Лицо Тита приняло жестокое и суровое выражение, подобное статуе оскорбленного Иова.

– Прикажи, отец, прошу тебя, – сказал он медленно и твердо, – чтобы брат мой не смел более говорить мне того, что для меня оскорбительно! Прикажи ему также перестать обсуждать мою волю и мои распоряжения, как в малом, так и в большом. Пока он не Цезарь, не подобает ему судить дела Цезаря. Когда к тебе взывают, как к Цезарю, отец, суди, как Цезарь, и не только в этом пустячном деле, но и во всем, так как между мной и братом лежит многое такое, что следовало бы выяснить!

Веспасиан обвел вокруг себя беспокойным взглядом, как бы ища исхода, но не находя его и сознавая, что под этою ссорой кроется нечто глубокое и серьезное.

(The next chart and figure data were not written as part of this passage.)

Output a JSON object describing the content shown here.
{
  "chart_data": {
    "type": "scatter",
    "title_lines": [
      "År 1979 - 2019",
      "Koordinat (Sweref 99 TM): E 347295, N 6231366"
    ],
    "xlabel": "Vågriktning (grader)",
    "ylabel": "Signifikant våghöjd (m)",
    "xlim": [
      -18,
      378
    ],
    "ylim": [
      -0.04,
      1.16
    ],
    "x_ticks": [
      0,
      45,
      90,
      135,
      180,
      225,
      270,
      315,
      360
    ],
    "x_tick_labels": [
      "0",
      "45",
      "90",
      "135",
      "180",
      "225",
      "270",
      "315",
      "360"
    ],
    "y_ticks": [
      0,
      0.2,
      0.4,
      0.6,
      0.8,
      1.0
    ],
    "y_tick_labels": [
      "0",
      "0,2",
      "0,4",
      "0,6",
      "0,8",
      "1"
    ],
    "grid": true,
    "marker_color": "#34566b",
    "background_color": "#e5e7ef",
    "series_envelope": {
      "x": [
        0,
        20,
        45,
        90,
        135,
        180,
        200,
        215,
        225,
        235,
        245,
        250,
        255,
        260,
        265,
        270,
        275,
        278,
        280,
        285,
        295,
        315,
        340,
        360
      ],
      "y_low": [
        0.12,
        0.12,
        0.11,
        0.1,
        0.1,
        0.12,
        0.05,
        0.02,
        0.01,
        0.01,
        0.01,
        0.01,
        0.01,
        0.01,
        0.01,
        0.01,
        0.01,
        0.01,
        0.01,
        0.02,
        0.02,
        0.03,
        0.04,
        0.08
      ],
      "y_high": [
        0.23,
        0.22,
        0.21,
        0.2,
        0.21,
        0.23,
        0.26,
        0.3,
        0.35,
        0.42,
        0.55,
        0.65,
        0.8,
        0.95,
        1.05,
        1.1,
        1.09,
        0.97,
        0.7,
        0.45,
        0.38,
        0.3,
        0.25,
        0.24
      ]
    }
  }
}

– Сыновья мои, вас только двое, и оба вместе или один за другим должны наследовать царства полувселенной. Плохо, если между вами царит разлад, на этой враждебности судьба может построить вашу гибель и гибель вашего царства и подвластных вам народов. Примиритесь, прошу вас! Ведь вам обоим всего довольно, всего хватит с избытком, что же касается настоящего вопроса, то таков мой суд: как и вся военная добыча иудейского народа, эта девушка законная и неотъемлемая собственность Тита. Тит, который гордится тем, что никогда не отменял и не изменял ни одного своего плана, решил, что она будет продана, а вырученные от продажи деньги пойдут его раненым солдатам и бедным. Следовательно, она уже, действительно не принадлежит ему, и он не может распорядиться ею, даже в угоду брату, и я, как Тит, говорю тебе: если ты хочешь иметь, купи ее на торгу!

– Э, да я и куплю ее! Но клянусь, что рано или поздно Тит заплатит за нее такою ценой, которая покажется ему слишком дорогой! – И, повернувшись, Домициан вышел из залы в сопровождении своего секретаря и приближенных офицеров.

– Что он хочет этим сказать? – спросил Веспасиан, тревожно глядя ему вслед.

– Он хочет сказать этим… – ответил Тит. – Ну, да время и судьба покажет миру, что он хотел этим сказать.

Что же касается тебя, «Жемчужина Востока», то ты столь прекрасна, что займешь одно из лучших мест в триумфе, а затем желаю, ради тебя самой, чтобы нашелся в Риме такой человек, который на торгу перебил бы тебя у Домициана! – С этими словами Тит сделал знак рукою, что аудиенция окончена. Галл с пленницей удалился.

XXI. ТРИУМФ

Прошла еще неделя, наступил канун триумфа. После полудня пришли швеи, принеся Мириам наряд, который она должна была надеть на завтра. Наряд этот был поистине великолепен: из дорогого белого шелка, весь вышитый серебром и жемчугом, с изображением ворот Наканора на груди, но при всем своем великолепии платье было так низко вырезано на груди и на плечах, что Мириам считала позорным для себя одеть его.

– Ничего, ничего! – успокаивала ее Юлия. – Они сделали это для того, чтобы толпа могла видеть твое жемчужное ожерелье, от которого ты получила свое прозвище «Жемчужины»!

Так говорила добрая женщина, но в душе она проклинала эту развратную толпу, которая могла наслаждаться позором бедной, беззащитной девушки.

Галл, со своей стороны, получил предписание относительно того, куда и к какому времени представить вверенную ему девушку и кому ее сдать. Посланный, принесший предписания Галлу, принес еще сверток, в котором оказался драгоценный золотой пояс с аметистовой застежкой, на котором была сделана надпись: «Дар Домициана той, которая завтра будет его собственностью!»

Мириам отшвырнула от себя этот драгоценный пояс, как будто он ужалил ее.

– Я не надену его! – воскликнула она. – Сегодня я еще принадлежу себе!

Вечером, когда уже стемнело, Мириам посетил епископ Кирилл, глава христианской церкви в Риме, бывший некогда другом и учеником апостола Петра.

Пока Галл сторожил, чтобы никто не вошел невзначай и не потревожил их, Кирилл долго утешал и ободрял бедную девушку, затем, преподавал свое благословение Мириам и напутствовав ее новыми словами утешения, он простился с нею.